En somme, la raquette a plus de trous que de filet... Les ODPC l'auraient bien compris, qui en profitent pour passer entre les mailles. "Certains organismes de formation n'hésitent d'ailleurs pas à multiplier les actions de DPC présentant le même intitulé au mot près afin de les engorger et ainsi contourner leur contrôle", précisent les experts. Pour une action de formation rejetée, il n'est pas rare qu'une formation "jumelle" échappe à tout contrôle, et se voit financée comme si de rien n'était. Des tarifs gonflés de 20 à 25 % Par ailleurs, le prix des actions de DPC est resté indexé sur le temps où la formation continue servait de manne aux syndicats professionnels, les tarifs étant négociés directement avec l'Assurance maladie. De sorte que les "forfaits apparaissent très largement surévalués par rapport au coût réel des formations", de 20 à 25 %, estiment les experts, qui évaluent le surcoût à "plus de cent millions d'euros" sur les cinq dernières années. "Les règles de gestion sont, par ailleurs, particulièrement lâches", remarquent-ils, évoquant des formations aux Seychelles, Maldives, Bahamas… Le coût des actions DPC hors Union européenne s'élève à 4,4 millions d'euros pour 2018. À titre d'exemple, Egora a fait une recherche sur les actions de DPC offertes aux généralistes libéraux dans les DOM-TOM en 2019 : 132 programmes de formation sont répertoriés contre seulement 108 dans la région Centre-Val-de-Loire, il est vrai moins attrayante au plan climatique… Le contrôle de la présence en formation serait également défaillant, notamment pour le e-learning, et reposerait souvent sur la seule bonne foi des organismes de formation. Or, ces derniers sont financés sur la base du nombre de participants affichés.
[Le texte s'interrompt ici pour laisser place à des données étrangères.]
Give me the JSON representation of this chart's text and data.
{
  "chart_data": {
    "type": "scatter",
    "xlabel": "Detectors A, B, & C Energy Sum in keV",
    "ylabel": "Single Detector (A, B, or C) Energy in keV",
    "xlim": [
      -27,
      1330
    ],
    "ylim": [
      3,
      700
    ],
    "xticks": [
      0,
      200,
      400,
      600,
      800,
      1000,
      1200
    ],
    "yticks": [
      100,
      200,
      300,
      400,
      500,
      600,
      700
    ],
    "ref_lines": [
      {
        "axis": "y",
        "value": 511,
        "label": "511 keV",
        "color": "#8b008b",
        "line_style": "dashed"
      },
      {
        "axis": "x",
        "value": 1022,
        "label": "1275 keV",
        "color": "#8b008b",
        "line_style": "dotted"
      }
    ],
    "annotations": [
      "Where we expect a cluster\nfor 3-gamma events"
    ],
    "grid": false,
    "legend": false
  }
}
Il n'existe par ailleurs aucun dispositif pour vérifier qu'une action de DPC n'est pas remboursée par plusieurs financeurs.
Si les remontrances de la Cour des comptes s'adressent à l'agence du DPC, jugée incapable de mener à bien ses missions et dotée d'effectif "insuffisamment qualifiés", c'est bien l'avenue Duquesne qui est ciblée en toile de fond. "La mobilisation faible du ministère, pourtant au fait des enjeux [financiers], est, à cet égard, critiquable", cingle la Cour, qui en profite pour formuler trois recommandations à l'intention du ministère.
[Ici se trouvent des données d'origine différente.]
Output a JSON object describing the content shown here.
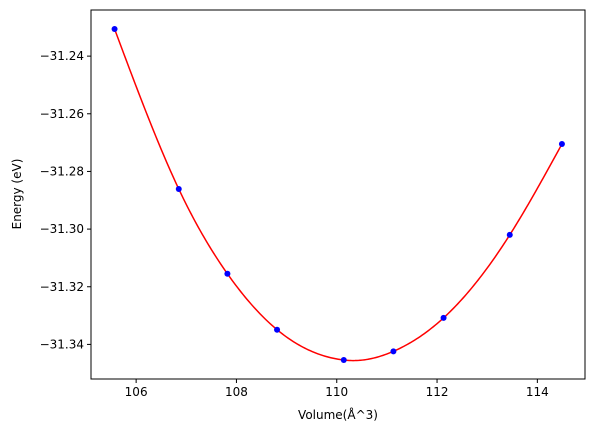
{
  "chart_data": {
    "type": "scatter",
    "title": "",
    "xlabel": "Volume(Å^3)",
    "ylabel": "Energy (eV)",
    "xlim": [
      105.1,
      114.95
    ],
    "ylim": [
      -31.352,
      -31.224
    ],
    "xticks": [
      106,
      108,
      110,
      112,
      114
    ],
    "xtick_labels": [
      "106",
      "108",
      "110",
      "112",
      "114"
    ],
    "yticks": [
      -31.24,
      -31.26,
      -31.28,
      -31.3,
      -31.32,
      -31.34
    ],
    "ytick_labels": [
      "−31.24",
      "−31.26",
      "−31.28",
      "−31.30",
      "−31.32",
      "−31.34"
    ],
    "grid": false,
    "legend": "none",
    "series": [
      {
        "kind": "points",
        "color": "#0000ff",
        "x": [
          105.57,
          106.85,
          107.82,
          108.81,
          110.14,
          111.13,
          112.13,
          113.45,
          114.49
        ],
        "y": [
          -31.2306,
          -31.2861,
          -31.3155,
          -31.3349,
          -31.3454,
          -31.3424,
          -31.3308,
          -31.302,
          -31.2705
        ]
      },
      {
        "kind": "fit-line",
        "color": "#ff0000",
        "x": [
          105.57,
          106.85,
          107.82,
          108.81,
          110.14,
          110.3,
          111.13,
          112.13,
          113.45,
          114.49
        ],
        "y": [
          -31.2306,
          -31.2861,
          -31.3155,
          -31.3349,
          -31.3454,
          -31.3456,
          -31.3424,
          -31.3308,
          -31.302,
          -31.2705
        ]
      }
    ]
  }
}
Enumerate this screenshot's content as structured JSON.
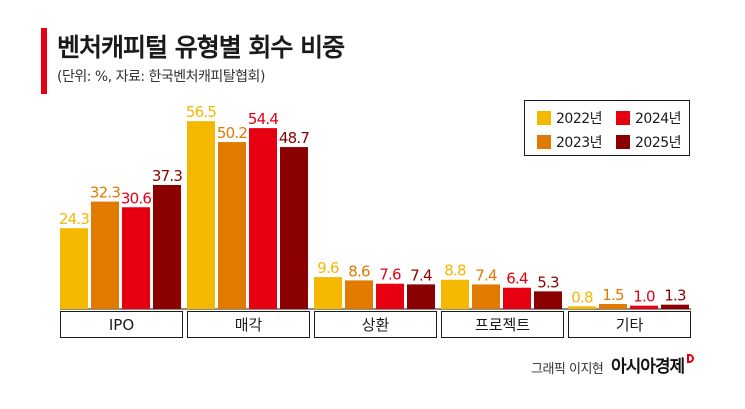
{
  "header": {
    "title": "벤처캐피털 유형별 회수 비중",
    "subtitle": "(단위: %, 자료: 한국벤처캐피탈협회)"
  },
  "footer": {
    "credit": "그래픽 이지현",
    "brand": "아시아경제"
  },
  "colors": {
    "accent": "#e60012",
    "series": [
      "#f5b800",
      "#e07a00",
      "#e60012",
      "#8b0000"
    ]
  },
  "chart_data": {
    "type": "bar",
    "categories": [
      "IPO",
      "매각",
      "상환",
      "프로젝트",
      "기타"
    ],
    "series": [
      {
        "name": "2022년",
        "values": [
          24.3,
          56.5,
          9.6,
          8.8,
          0.8
        ]
      },
      {
        "name": "2023년",
        "values": [
          32.3,
          50.2,
          8.6,
          7.4,
          1.5
        ]
      },
      {
        "name": "2024년",
        "values": [
          30.6,
          54.4,
          7.6,
          6.4,
          1.0
        ]
      },
      {
        "name": "2025년",
        "values": [
          37.3,
          48.7,
          7.4,
          5.3,
          1.3
        ]
      }
    ],
    "data_labels": [
      [
        "24.3",
        "56.5",
        "9.6",
        "8.8",
        "0.8"
      ],
      [
        "32.3",
        "50.2",
        "8.6",
        "7.4",
        "1.5"
      ],
      [
        "30.6",
        "54.4",
        "7.6",
        "6.4",
        "1.0"
      ],
      [
        "37.3",
        "48.7",
        "7.4",
        "5.3",
        "1.3"
      ]
    ],
    "legend_position": "top-right",
    "grid": false
  }
}
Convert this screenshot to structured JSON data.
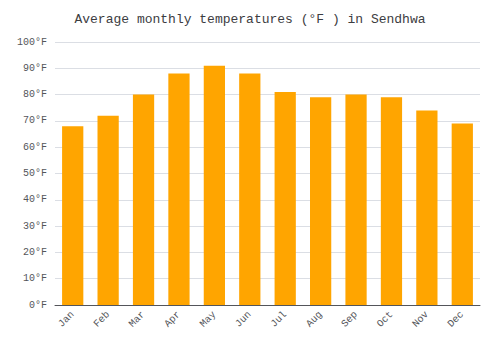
{
  "chart_data": {
    "type": "bar",
    "title": "Average monthly temperatures (°F ) in Sendhwa",
    "categories": [
      "Jan",
      "Feb",
      "Mar",
      "Apr",
      "May",
      "Jun",
      "Jul",
      "Aug",
      "Sep",
      "Oct",
      "Nov",
      "Dec"
    ],
    "values": [
      68,
      72,
      80,
      88,
      91,
      88,
      81,
      79,
      80,
      79,
      74,
      69
    ],
    "color": "#FFA500",
    "ylim": [
      0,
      100
    ],
    "yticks": [
      {
        "value": 0,
        "label": "0°F"
      },
      {
        "value": 10,
        "label": "10°F"
      },
      {
        "value": 20,
        "label": "20°F"
      },
      {
        "value": 30,
        "label": "30°F"
      },
      {
        "value": 40,
        "label": "40°F"
      },
      {
        "value": 50,
        "label": "50°F"
      },
      {
        "value": 60,
        "label": "60°F"
      },
      {
        "value": 70,
        "label": "70°F"
      },
      {
        "value": 80,
        "label": "80°F"
      },
      {
        "value": 90,
        "label": "90°F"
      },
      {
        "value": 100,
        "label": "100°F"
      }
    ],
    "grid": true
  }
}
- Définir de véritables orientations prioritaires avec les conseils nationaux professionnels et la HAS, et privilégier le recours aux appels d'offre pour sélectionner les formations en fonction.
- Améliorer le contrôle des actions de DPC en adaptant les personnels et les moyens, avec des contrôles en présentiel, un plan de contrôle annuel, et en rendant obligatoire pour les ODPC de déclarer un financement par l'industrie pharmaceutique.
- Améliorer le contrôle financier, en limitant les actions de DPC à trois par professionnel et par cycle de DPC (soit une formation par an en moyenne), instaurer un contrôle croisé pour éviter les doubles financements de formation.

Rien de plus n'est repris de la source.